Entscheidend ist aber, dass der Werbepartner in die betriebliche Organisation des Merchant in der Weise eingegliedert ist, dass der Erfolg der Geschäftstätigkeit des beauftragten Unternehmens dem Merchant zugutekommt. Der Merchant haftet dagegen nicht nach § 8 Abs. 2 UWG, wenn das geschäftliche Handeln des Dritten im konkreten Fall nicht der Geschäftsorganisation des Merchant, sondern derjenigen eines Dritten oder des Beauftragten selbst zuzurechnen ist.

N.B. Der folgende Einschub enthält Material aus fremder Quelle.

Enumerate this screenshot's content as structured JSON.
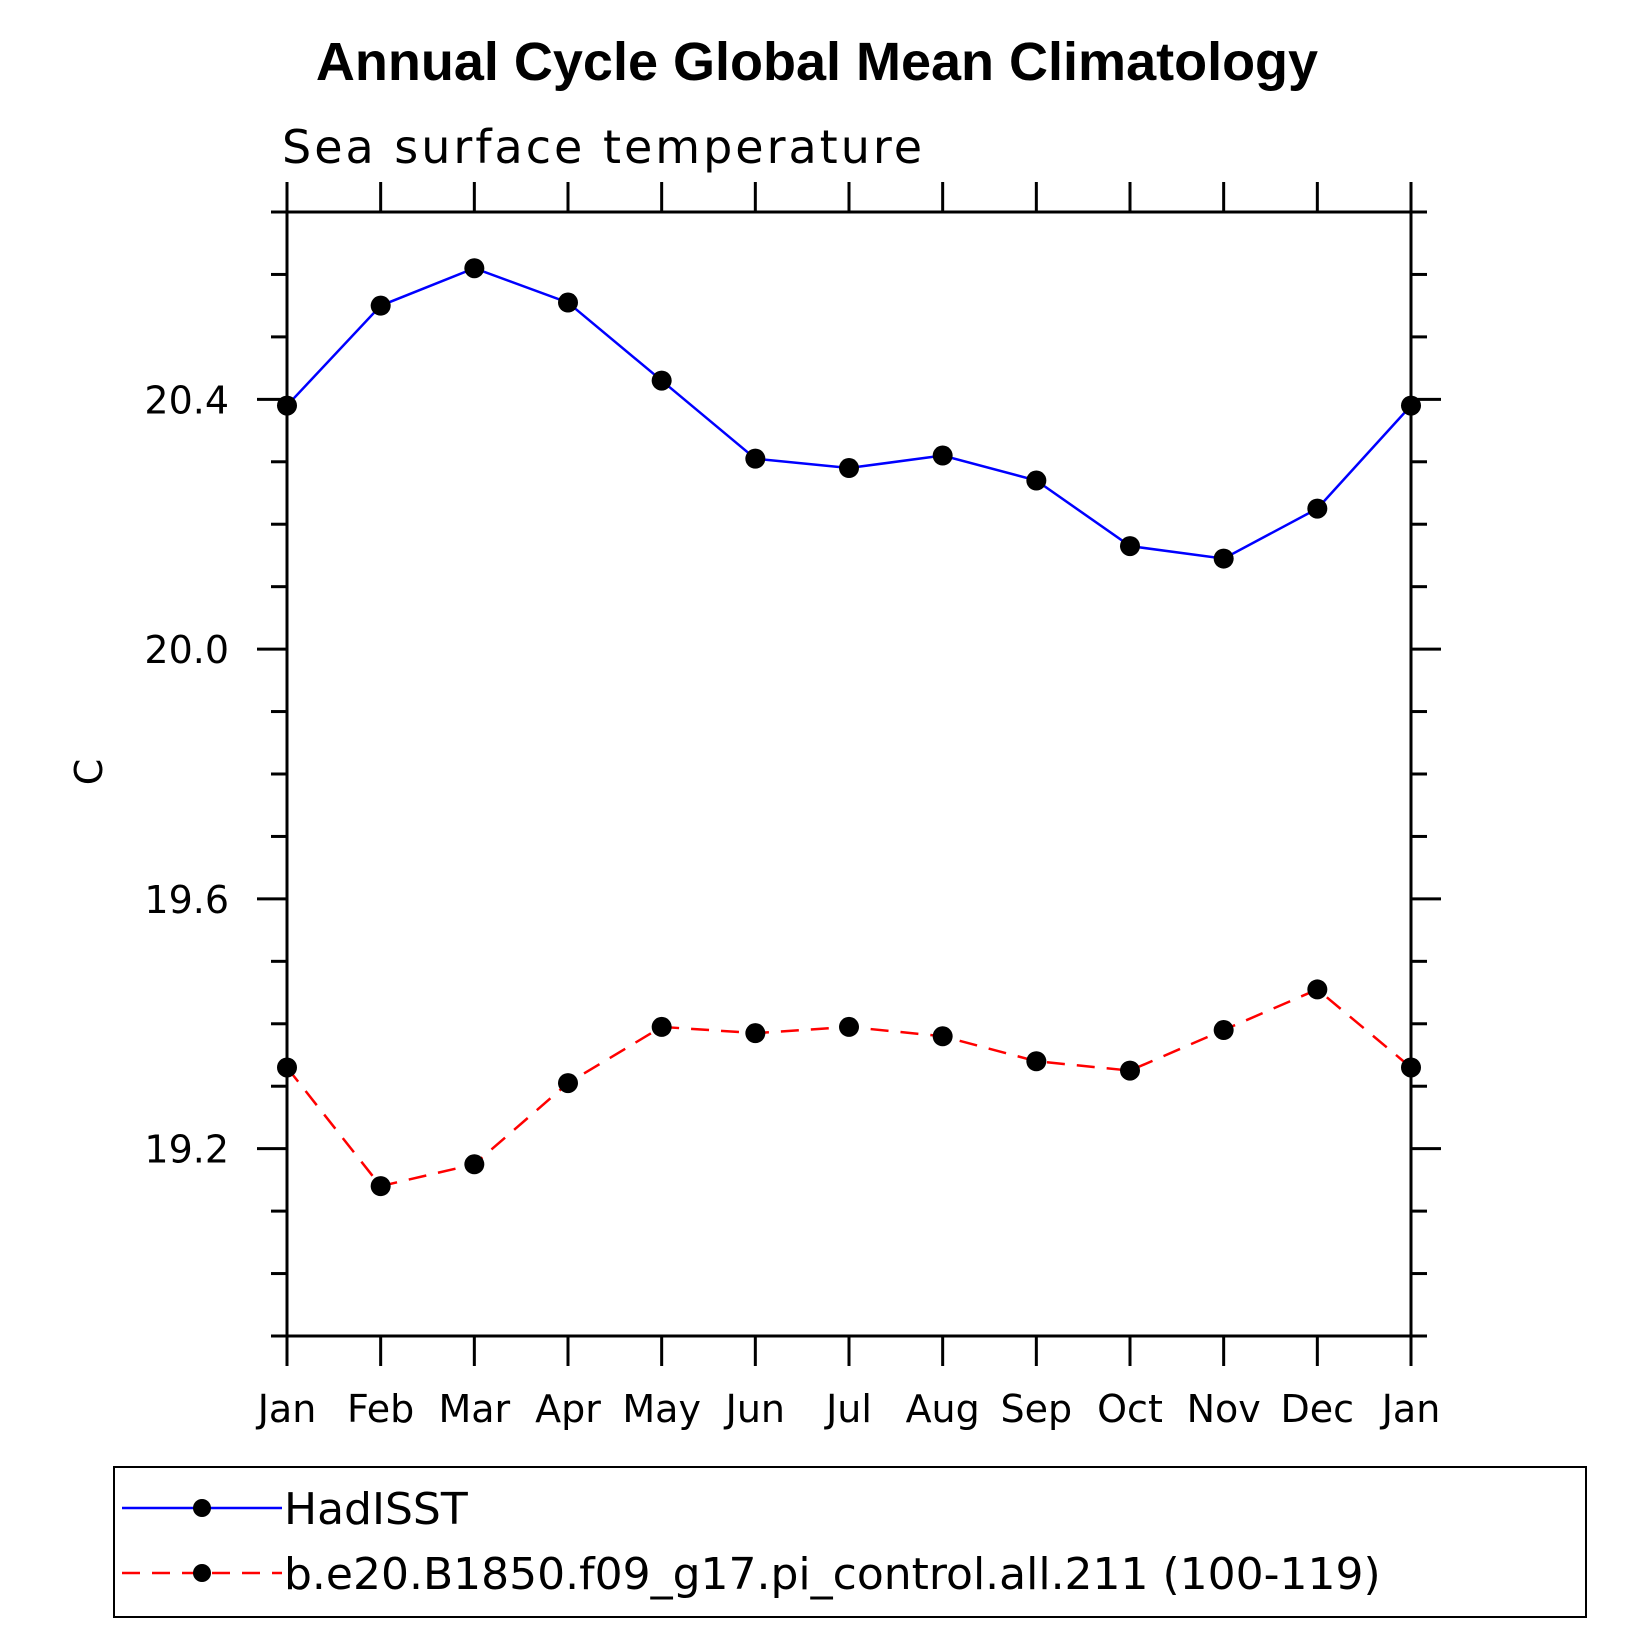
{
  "chart_data": {
    "type": "line",
    "title": "Annual Cycle Global Mean Climatology",
    "subtitle": "Sea surface temperature",
    "ylabel": "C",
    "xlabel": "",
    "categories": [
      "Jan",
      "Feb",
      "Mar",
      "Apr",
      "May",
      "Jun",
      "Jul",
      "Aug",
      "Sep",
      "Oct",
      "Nov",
      "Dec",
      "Jan"
    ],
    "ylim": [
      18.9,
      20.7
    ],
    "yticks": [
      "20.4",
      "20.0",
      "19.6",
      "19.2"
    ],
    "grid": false,
    "legend_position": "bottom",
    "series": [
      {
        "name": "HadISST",
        "color": "#0000ff",
        "line_style": "solid",
        "marker": "filled-circle",
        "values": [
          20.39,
          20.55,
          20.61,
          20.555,
          20.43,
          20.305,
          20.29,
          20.31,
          20.27,
          20.165,
          20.145,
          20.225,
          20.39
        ]
      },
      {
        "name": "b.e20.B1850.f09_g17.pi_control.all.211 (100-119)",
        "color": "#ff0000",
        "line_style": "dashed",
        "marker": "filled-circle",
        "values": [
          19.33,
          19.14,
          19.175,
          19.305,
          19.395,
          19.385,
          19.395,
          19.38,
          19.34,
          19.325,
          19.39,
          19.455,
          19.33
        ]
      }
    ]
  }
}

Im konkreten Fall kann der BGH eine Eingliederung des Affiliate in den Geschäftsbetrieb des Merchant nicht feststellen. Die entscheidende Passage findet sich in Rz. 27, wo der BGH ausführt, der Merchant habe keine grundsätzlich ihm selbst obliegende Aufgabe an den Affiliate ausgelagert. Denn die Affiliates hätten es übernommen, nach eigenem Ermessen Webseiten zu gestalten, um damit Provisionen für sich selbst zu verdienen. Diese Webseiten der Affiliates seien deswegen eigene Produkte der Affiliates, keine Auslagerung von eigenen Tätigkeiten des Merchants. In dieser Situation müsse sich der Merchant auch keine Möglichkeit der Einflussnahme auf die Tätigkeit der Affiliates sichern (Rz. 34).